PROOFS: Security Proofs for Embedded Systems



8h30 – 9h00 Registration at Corwin Pavilion lobby (same location as the CHES registration), coffee. The workshop will take place in Flying A Room
9h00 – 9h15 Opening — Welcome, presentation of PROOFS 2013 [slides]
9h15 – 10h15 Session 1: formal analysis of fault attacks   Chair: Rob Bekkers
"Formal verification of a software countermeasure against instruction skip attacks", Abstract: Fault attacks against embedded circuits enabled to define many new attack paths against secure circuits. Every attack path relies on a specific fault model which defines the type of faults that the attacker can perform. On embedded processors, a fault model in which an attacker is able to skip an assembly instruction is practical and has been obtained by using several fault injection means. To handle this issue, some countermeasure schemes which rely on temporal redundancy have been proposed. Nevertheless, double fault injection in a long enough time interval is practical and can bypass those countermeasure schemes. Some fine-grained other countermeasure schemes have been proposed for specific instructions. However, to the best of our knowledge, no approach that enables to secure a generic assembly program in order to make it fault-tolerant to instruction skip attacks has been formally proven yet. In this paper, we provide a fault-tolerant replacement sequence for every instruction of the whole Thumb2 instruction set and provide a formal proof of this fault tolerance. This simple transformation enables to add a reasonably good security level to an embedded program and makes practical fault injection attacks much harder to achieve.

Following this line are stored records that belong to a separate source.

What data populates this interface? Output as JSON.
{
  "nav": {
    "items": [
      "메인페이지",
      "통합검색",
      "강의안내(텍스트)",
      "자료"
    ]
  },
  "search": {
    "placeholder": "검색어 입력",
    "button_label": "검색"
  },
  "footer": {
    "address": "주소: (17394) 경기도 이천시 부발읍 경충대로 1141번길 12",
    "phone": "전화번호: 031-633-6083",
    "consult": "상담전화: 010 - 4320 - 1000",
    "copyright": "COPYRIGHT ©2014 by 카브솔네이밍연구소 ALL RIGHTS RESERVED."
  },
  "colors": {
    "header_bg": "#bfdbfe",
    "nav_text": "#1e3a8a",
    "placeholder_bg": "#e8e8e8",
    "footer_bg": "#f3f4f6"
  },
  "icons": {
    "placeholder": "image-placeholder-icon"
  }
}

Keywords: microcontroller, fault attack, instruction skip, countermeasure, formal proof.
by Karine Heydemann, Nicolas Moro, Emmanuelle Encrenaz and Bruno Robisson [slides].
"A formal proof of countermeasures against fault injection attacks on CRT-RSA", Abstract: In this article, we describe a methodology that aims at either breaking or proving the security of CRT-RSA algorithms against fault injection attacks. In the specific case-study of BellCoRe attacks, our work bridges a gap between formal proofs and implementation-level attacks. We apply our results to three versions of CRT-RSA, namely the naive one, that of Shamir, and that of Aumüller et al. Our findings are that many attacks are possible on both the naive and the Shamir implementations, while the implementation of Aumüller et al. is resistant to all fault attacks with one fault. However, we show that the countermeasure is not minimal, since two tests out of seven are redundant and can simply be removed.
Keywords: RSA, CRT, fault injection, BellCoRe attack, formal proof, OCaml.
by Pablo Rauzy and Sylvain Guilley [slides]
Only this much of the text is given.